Initially his visa application was rejected, but “I continued to apply again and again over the course of two years and finally received my visa on the ninth try”, he said.

After more than a decade working on video-conferencing technology at Cisco Webex, Yuan became frustrated and decided to strike out on his own. “I firmly believed I could develop a platform that would make customers happy,” he said. “So in June of 2011, I decided it was time to make the video communications solution I imagined during my college train trips a reality.” More than 40 Cisco engineers followed him to Zoom.

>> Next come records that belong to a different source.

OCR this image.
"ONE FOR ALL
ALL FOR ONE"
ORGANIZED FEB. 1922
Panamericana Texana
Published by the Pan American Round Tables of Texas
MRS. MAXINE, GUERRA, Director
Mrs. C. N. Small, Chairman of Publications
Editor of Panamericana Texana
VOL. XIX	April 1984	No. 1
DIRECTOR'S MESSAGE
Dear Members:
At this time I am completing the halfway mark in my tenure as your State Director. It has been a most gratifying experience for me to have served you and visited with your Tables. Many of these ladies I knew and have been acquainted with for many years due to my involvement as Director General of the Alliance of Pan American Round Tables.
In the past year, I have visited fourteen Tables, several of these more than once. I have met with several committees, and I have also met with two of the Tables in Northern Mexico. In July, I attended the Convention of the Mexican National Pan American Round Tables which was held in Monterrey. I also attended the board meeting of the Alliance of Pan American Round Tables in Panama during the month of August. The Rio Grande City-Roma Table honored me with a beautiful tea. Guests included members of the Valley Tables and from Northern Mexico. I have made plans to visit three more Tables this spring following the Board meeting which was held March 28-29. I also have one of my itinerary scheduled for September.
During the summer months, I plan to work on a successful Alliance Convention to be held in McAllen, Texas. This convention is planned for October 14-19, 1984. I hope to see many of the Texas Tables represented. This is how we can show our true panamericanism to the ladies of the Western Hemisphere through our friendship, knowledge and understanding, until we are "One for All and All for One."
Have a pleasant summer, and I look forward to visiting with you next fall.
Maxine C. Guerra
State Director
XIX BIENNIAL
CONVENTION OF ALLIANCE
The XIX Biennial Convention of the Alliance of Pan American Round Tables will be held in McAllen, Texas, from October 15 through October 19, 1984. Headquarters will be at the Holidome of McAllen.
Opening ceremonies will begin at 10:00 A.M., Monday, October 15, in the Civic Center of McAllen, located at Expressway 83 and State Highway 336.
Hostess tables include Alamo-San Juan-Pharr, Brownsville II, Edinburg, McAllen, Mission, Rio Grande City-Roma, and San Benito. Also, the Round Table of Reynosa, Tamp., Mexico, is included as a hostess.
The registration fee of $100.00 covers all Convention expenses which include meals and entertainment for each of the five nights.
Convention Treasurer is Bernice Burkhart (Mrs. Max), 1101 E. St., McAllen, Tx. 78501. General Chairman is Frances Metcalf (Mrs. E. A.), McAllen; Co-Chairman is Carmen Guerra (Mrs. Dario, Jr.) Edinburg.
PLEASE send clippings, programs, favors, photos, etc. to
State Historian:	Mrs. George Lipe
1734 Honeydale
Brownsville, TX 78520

Yuan said Zoom was not designed with home schooling or kids’ birthday parties in mind, but is delighted that his app can bring young people some joy in the lockdown. “Kids are pretty smart, they always figure out new use cases,” he said. “There are some very cool consumer use cases.”

While the Covid-19 pandemic has made him and his investors very rich, like everyone else, Yuan cannot wait for the crisis to be over. But he hopes that bosses will learn that employees can work just as well from home as they can in the office.

“I hope this crisis can be over very, very soon, but one thing I know for sure is that companies will learn this is the way to work,” he said. “I am pretty sure almost every company will be thinking about it and [will] say, ‘hey, maybe working from home makes sense’, and maybe let every employee work from home, maybe once a week. Previously, a lot of businesses didn’t even want to try.”